Published in final edited form as: J Immunol. 2018 Aug 31;201(8):2452–2461. doi: 10.4049/jimmunol.1800537

Figure 4. iNKT cell IFN-γ secretion in response to LFA-1 stimulation is dependent on ERK phosphorylation.

Figure 4.

A) Jurkat T cells were stimulated with anti-CD11a mAb for the indicated times, then lysed and subjected to Western blotting using detection antibodies against either total ERK or phospho-ERK. Images at the top show the phospho-ERK and corresponding total ERK results from a representative Western blot analysis; the plot below shows the means and standard deviations of the phospho-ERK signal normalized by the corresponding total ERK signal from three replicate Western blot analyses. B) Freshly isolated PBMCs were stimulated for 5 min with anti-CD11a in the presence or absence of 5 μM of the MEK inhibitor U0126. Images at the top show phospho-ERK and corresponding total ERK Western blot results. The plot below shows the band intensity (mean, std dev)from 3 independent analyses. C) Cultured iNKT cells (FoB short-term polyclonal line) were stimulated with anti-CD11a mAb for 5 minutes in the presence or absence of 5 μM U0126 and lysates were Western blotted to detect phospho-ERK. Positive control indicates Jurkat cells that were stimulated with 20nM 12-O-Tetradecanoyl-phorbol-13-acetate for 10 minutes.
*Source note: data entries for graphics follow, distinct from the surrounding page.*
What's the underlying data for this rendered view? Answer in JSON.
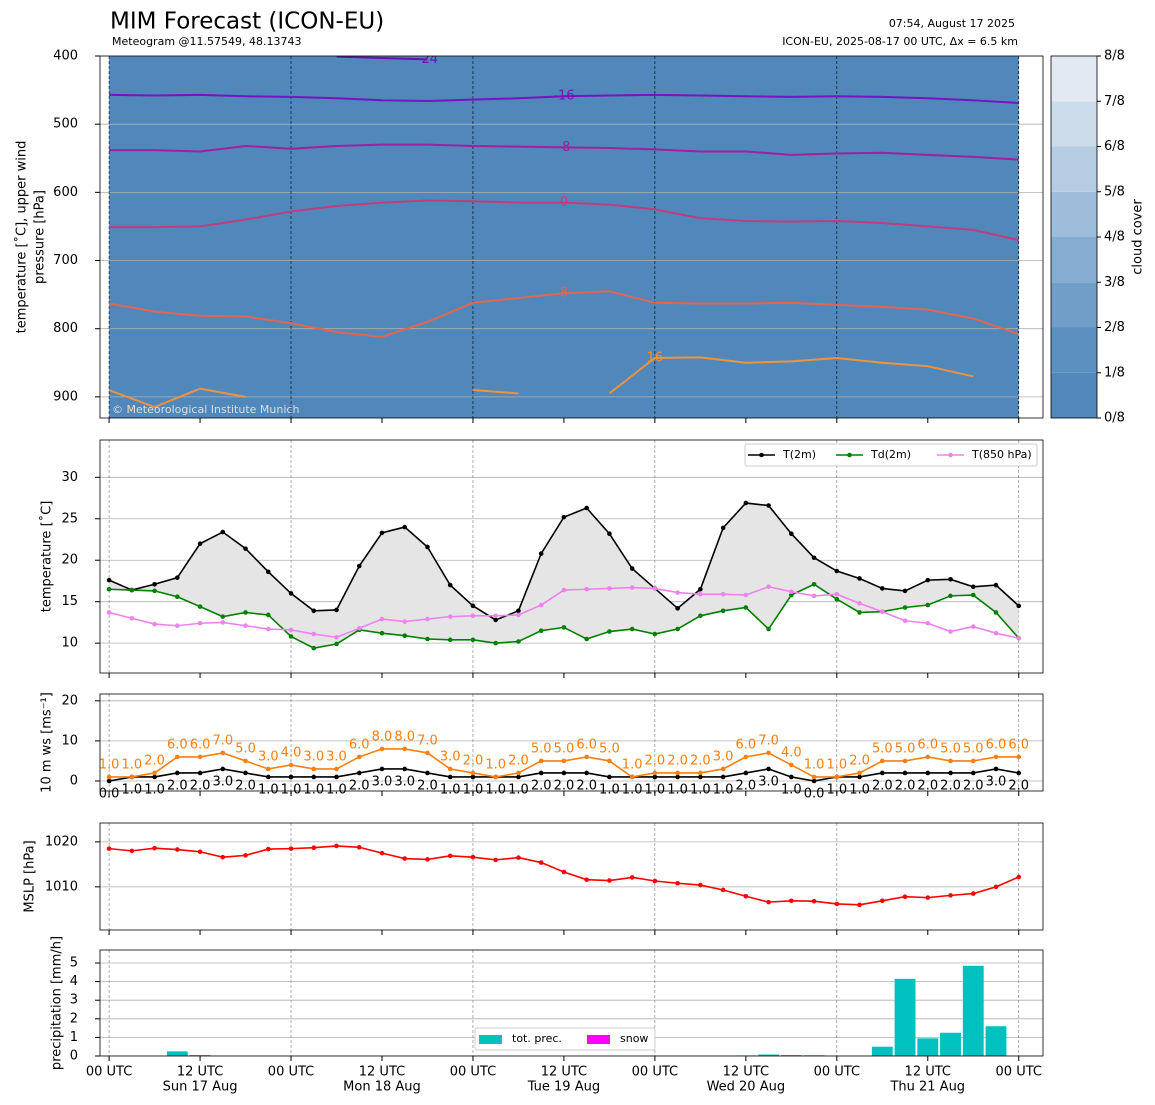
{
  "chart_data": [
    {
      "type": "contour",
      "title": "MIM Forecast (ICON-EU)",
      "subtitle": "Meteogram @11.57549, 48.13743",
      "run_time": "07:54, August 17 2025",
      "run_info": "ICON-EU, 2025-08-17 00 UTC, Δx = 6.5 km",
      "credit": "© Meteorological Institute Munich",
      "ylabel": [
        "temperature [˚C], upper wind",
        "pressure [hPa]"
      ],
      "xlim": [
        -1.2,
        123.2
      ],
      "ylim": [
        400,
        931
      ],
      "y_inverted": true,
      "yticks": [
        400,
        500,
        600,
        700,
        800,
        900
      ],
      "grid": true,
      "x": [
        0,
        6,
        12,
        18,
        24,
        30,
        36,
        42,
        48,
        54,
        60,
        66,
        72,
        78,
        84,
        90,
        96,
        102,
        108,
        114,
        120
      ],
      "isotherms": [
        {
          "name": "-24",
          "color": "#6a0fb0",
          "values": [
            null,
            null,
            null,
            null,
            null,
            401,
            403,
            405,
            null,
            null,
            null,
            null,
            null,
            null,
            null,
            null,
            null,
            null,
            null,
            null,
            401
          ]
        },
        {
          "name": "-16",
          "color": "#7a12c0",
          "values": [
            457,
            458,
            457,
            459,
            460,
            462,
            465,
            466,
            464,
            462,
            459,
            458,
            457,
            458,
            459,
            460,
            459,
            460,
            462,
            465,
            469
          ]
        },
        {
          "name": "-8",
          "color": "#a0209e",
          "values": [
            538,
            538,
            540,
            532,
            536,
            532,
            530,
            530,
            532,
            533,
            534,
            535,
            537,
            540,
            540,
            545,
            543,
            542,
            545,
            548,
            552
          ]
        },
        {
          "name": "0",
          "color": "#c23c7c",
          "values": [
            651,
            651,
            650,
            640,
            628,
            620,
            615,
            612,
            613,
            615,
            615,
            618,
            625,
            638,
            642,
            643,
            642,
            645,
            650,
            655,
            670
          ]
        },
        {
          "name": "8",
          "color": "#e3654f",
          "values": [
            763,
            775,
            781,
            782,
            792,
            805,
            812,
            790,
            762,
            755,
            748,
            745,
            762,
            763,
            763,
            762,
            765,
            768,
            772,
            785,
            808
          ]
        },
        {
          "name": "16",
          "color": "#f0923b",
          "values": [
            890,
            915,
            888,
            900,
            null,
            null,
            null,
            null,
            890,
            895,
            null,
            895,
            843,
            842,
            850,
            848,
            843,
            850,
            855,
            870,
            null
          ]
        }
      ],
      "colorbar": {
        "label": "cloud cover",
        "ticks": [
          {
            "value": 0,
            "label": "0/8"
          },
          {
            "value": 1,
            "label": "1/8"
          },
          {
            "value": 2,
            "label": "2/8"
          },
          {
            "value": 3,
            "label": "3/8"
          },
          {
            "value": 4,
            "label": "4/8"
          },
          {
            "value": 5,
            "label": "5/8"
          },
          {
            "value": 6,
            "label": "6/8"
          },
          {
            "value": 7,
            "label": "7/8"
          },
          {
            "value": 8,
            "label": "8/8"
          }
        ],
        "colors": [
          "#5088bb",
          "#5b90c0",
          "#709ec8",
          "#86add1",
          "#9ebdda",
          "#b5cde3",
          "#ccdcea",
          "#e1eaf3",
          "#f3f7fb"
        ]
      }
    },
    {
      "type": "line",
      "ylabel": "temperature [˚C]",
      "xlim": [
        -1.2,
        123.2
      ],
      "ylim": [
        6.4,
        34.5
      ],
      "yticks": [
        10,
        15,
        20,
        25,
        30
      ],
      "grid": true,
      "legend": "upper right",
      "fill_between": true,
      "x": [
        0,
        3,
        6,
        9,
        12,
        15,
        18,
        21,
        24,
        27,
        30,
        33,
        36,
        39,
        42,
        45,
        48,
        51,
        54,
        57,
        60,
        63,
        66,
        69,
        72,
        75,
        78,
        81,
        84,
        87,
        90,
        93,
        96,
        99,
        102,
        105,
        108,
        111,
        114,
        117,
        120
      ],
      "series": [
        {
          "name": "T(2m)",
          "color": "#000000",
          "values": [
            17.6,
            16.4,
            17.1,
            17.9,
            22.0,
            23.4,
            21.4,
            18.6,
            16.0,
            13.9,
            14.0,
            19.3,
            23.3,
            24.0,
            21.6,
            17.0,
            14.5,
            12.8,
            13.9,
            20.8,
            25.2,
            26.3,
            23.2,
            19.0,
            16.6,
            14.2,
            16.5,
            23.9,
            26.9,
            26.6,
            23.2,
            20.3,
            18.7,
            17.8,
            16.6,
            16.3,
            17.6,
            17.7,
            16.8,
            17.0,
            14.5
          ]
        },
        {
          "name": "Td(2m)",
          "color": "#008000",
          "values": [
            16.5,
            16.4,
            16.3,
            15.6,
            14.4,
            13.2,
            13.7,
            13.4,
            10.8,
            9.4,
            9.9,
            11.6,
            11.2,
            10.9,
            10.5,
            10.4,
            10.4,
            10.0,
            10.2,
            11.5,
            11.9,
            10.5,
            11.4,
            11.7,
            11.1,
            11.7,
            13.3,
            13.9,
            14.3,
            11.7,
            15.8,
            17.1,
            15.3,
            13.7,
            13.8,
            14.3,
            14.6,
            15.7,
            15.8,
            13.7,
            10.6
          ]
        },
        {
          "name": "T(850 hPa)",
          "color": "#ee82ee",
          "values": [
            13.7,
            13.0,
            12.3,
            12.1,
            12.4,
            12.5,
            12.1,
            11.7,
            11.6,
            11.1,
            10.7,
            11.8,
            12.9,
            12.6,
            12.9,
            13.2,
            13.3,
            13.3,
            13.4,
            14.6,
            16.4,
            16.5,
            16.6,
            16.7,
            16.6,
            16.1,
            15.9,
            15.9,
            15.8,
            16.8,
            16.2,
            15.7,
            15.9,
            14.8,
            13.8,
            12.7,
            12.4,
            11.4,
            12.0,
            11.2,
            10.6
          ]
        }
      ]
    },
    {
      "type": "line",
      "ylabel": "10 m ws [ms⁻¹]",
      "xlim": [
        -1.2,
        123.2
      ],
      "ylim": [
        -2.5,
        21.7
      ],
      "yticks": [
        0,
        10,
        20
      ],
      "grid": true,
      "x": [
        0,
        3,
        6,
        9,
        12,
        15,
        18,
        21,
        24,
        27,
        30,
        33,
        36,
        39,
        42,
        45,
        48,
        51,
        54,
        57,
        60,
        63,
        66,
        69,
        72,
        75,
        78,
        81,
        84,
        87,
        90,
        93,
        96,
        99,
        102,
        105,
        108,
        111,
        114,
        117,
        120
      ],
      "series": [
        {
          "color": "#000000",
          "label_side": "below",
          "values": [
            0,
            1,
            1,
            2,
            2,
            3,
            2,
            1,
            1,
            1,
            1,
            2,
            3,
            3,
            2,
            1,
            1,
            1,
            1,
            2,
            2,
            2,
            1,
            1,
            1,
            1,
            1,
            1,
            2,
            3,
            1,
            0,
            1,
            1,
            2,
            2,
            2,
            2,
            2,
            3,
            2
          ],
          "value_labels": [
            "0.0",
            "1.0",
            "1.0",
            "2.0",
            "2.0",
            "3.0",
            "2.0",
            "1.0",
            "1.0",
            "1.0",
            "1.0",
            "2.0",
            "3.0",
            "3.0",
            "2.0",
            "1.0",
            "1.0",
            "1.0",
            "1.0",
            "2.0",
            "2.0",
            "2.0",
            "1.0",
            "1.0",
            "1.0",
            "1.0",
            "1.0",
            "1.0",
            "2.0",
            "3.0",
            "1.0",
            "0.0",
            "1.0",
            "1.0",
            "2.0",
            "2.0",
            "2.0",
            "2.0",
            "2.0",
            "3.0",
            "2.0"
          ]
        },
        {
          "color": "#ff7f0e",
          "label_side": "above",
          "values": [
            1,
            1,
            2,
            6,
            6,
            7,
            5,
            3,
            4,
            3,
            3,
            6,
            8,
            8,
            7,
            3,
            2,
            1,
            2,
            5,
            5,
            6,
            5,
            1,
            2,
            2,
            2,
            3,
            6,
            7,
            4,
            1,
            1,
            2,
            5,
            5,
            6,
            5,
            5,
            6,
            6
          ],
          "value_labels": [
            "1.0",
            "1.0",
            "2.0",
            "6.0",
            "6.0",
            "7.0",
            "5.0",
            "3.0",
            "4.0",
            "3.0",
            "3.0",
            "6.0",
            "8.0",
            "8.0",
            "7.0",
            "3.0",
            "2.0",
            "1.0",
            "2.0",
            "5.0",
            "5.0",
            "6.0",
            "5.0",
            "1.0",
            "2.0",
            "2.0",
            "2.0",
            "3.0",
            "6.0",
            "7.0",
            "4.0",
            "1.0",
            "1.0",
            "2.0",
            "5.0",
            "5.0",
            "6.0",
            "5.0",
            "5.0",
            "6.0",
            "6.0"
          ]
        }
      ]
    },
    {
      "type": "line",
      "ylabel": "MSLP [hPa]",
      "xlim": [
        -1.2,
        123.2
      ],
      "ylim": [
        1000.4,
        1024.2
      ],
      "yticks": [
        1010,
        1020
      ],
      "grid": true,
      "x": [
        0,
        3,
        6,
        9,
        12,
        15,
        18,
        21,
        24,
        27,
        30,
        33,
        36,
        39,
        42,
        45,
        48,
        51,
        54,
        57,
        60,
        63,
        66,
        69,
        72,
        75,
        78,
        81,
        84,
        87,
        90,
        93,
        96,
        99,
        102,
        105,
        108,
        111,
        114,
        117,
        120
      ],
      "series": [
        {
          "color": "#ff0000",
          "values": [
            1018.5,
            1018.0,
            1018.6,
            1018.3,
            1017.8,
            1016.6,
            1017.0,
            1018.4,
            1018.5,
            1018.7,
            1019.1,
            1018.8,
            1017.5,
            1016.3,
            1016.1,
            1016.9,
            1016.6,
            1016.0,
            1016.5,
            1015.4,
            1013.3,
            1011.6,
            1011.4,
            1012.1,
            1011.3,
            1010.8,
            1010.4,
            1009.3,
            1007.9,
            1006.6,
            1006.9,
            1006.8,
            1006.2,
            1006.0,
            1006.9,
            1007.8,
            1007.6,
            1008.1,
            1008.5,
            1010.0,
            1012.2
          ]
        }
      ]
    },
    {
      "type": "bar",
      "ylabel": "precipitation [mm/h]",
      "xlim": [
        -1.2,
        123.2
      ],
      "ylim": [
        0,
        5.7
      ],
      "yticks": [
        0,
        1,
        2,
        3,
        4,
        5
      ],
      "grid": true,
      "legend": "lower center",
      "x": [
        0,
        3,
        6,
        9,
        12,
        15,
        18,
        21,
        24,
        27,
        30,
        33,
        36,
        39,
        42,
        45,
        48,
        51,
        54,
        57,
        60,
        63,
        66,
        69,
        72,
        75,
        78,
        81,
        84,
        87,
        90,
        93,
        96,
        99,
        102,
        105,
        108,
        111,
        114,
        117,
        120
      ],
      "series": [
        {
          "name": "tot. prec.",
          "color": "#00c0c0",
          "values": [
            0,
            0,
            0,
            0.25,
            0.05,
            0,
            0,
            0,
            0,
            0,
            0,
            0,
            0,
            0,
            0,
            0,
            0,
            0,
            0,
            0,
            0,
            0,
            0,
            0,
            0,
            0,
            0,
            0,
            0.03,
            0.08,
            0.05,
            0.04,
            0,
            0,
            0.5,
            4.15,
            0.95,
            1.25,
            4.85,
            1.6,
            0
          ]
        },
        {
          "name": "snow",
          "color": "#ff00ff",
          "values": [
            0,
            0,
            0,
            0,
            0,
            0,
            0,
            0,
            0,
            0,
            0,
            0,
            0,
            0,
            0,
            0,
            0,
            0,
            0,
            0,
            0,
            0,
            0,
            0,
            0,
            0,
            0,
            0,
            0,
            0,
            0,
            0,
            0,
            0,
            0,
            0,
            0,
            0,
            0,
            0,
            0
          ]
        }
      ],
      "xticks": [
        {
          "value": 0,
          "label": "00 UTC"
        },
        {
          "value": 12,
          "label": "12 UTC"
        },
        {
          "value": 24,
          "label": "00 UTC"
        },
        {
          "value": 36,
          "label": "12 UTC"
        },
        {
          "value": 48,
          "label": "00 UTC"
        },
        {
          "value": 60,
          "label": "12 UTC"
        },
        {
          "value": 72,
          "label": "00 UTC"
        },
        {
          "value": 84,
          "label": "12 UTC"
        },
        {
          "value": 96,
          "label": "00 UTC"
        },
        {
          "value": 108,
          "label": "12 UTC"
        },
        {
          "value": 120,
          "label": "00 UTC"
        }
      ],
      "xtick_dates": [
        {
          "value": 12,
          "label": "Sun 17 Aug"
        },
        {
          "value": 36,
          "label": "Mon 18 Aug"
        },
        {
          "value": 60,
          "label": "Tue 19 Aug"
        },
        {
          "value": 84,
          "label": "Wed 20 Aug"
        },
        {
          "value": 108,
          "label": "Thu 21 Aug"
        }
      ]
    }
  ]
}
Plot below shows the aggregated results from 4 independent analyses, with band intensities for iNKT cell p-ERK normalized by the signal from the corresponding positive control band run in parallel. D) iNKT cells (318D short-term polyclonal line) were stimulated with anti-CD11a mAb for 5 minutes or mock-treated, then fixed and permeabilized, stained using an antibody against p-ERK or an isotype-matched negative control, and analyzed by flow cytometry. E) iNKT cells (FoB short-term polyclonal line) were incubated for 24h with plate-bound ICAM-1-Fc or with soluble anti-CD3 mAb, in the presence of the indicated concentrations of U0126, and secreted IFN-γ was quantitated by ELISA. The plot shows the amount of IFN-γ as a percentage of the amount produced in each condition in the absence of U0126; symbols represent the means and standard deviations (not always visible on the scale shown) of four replicates. Similar results were obtained in two additional independent analyses using the FoB polyclonal and PP1.3 clonal iNKT cell lines.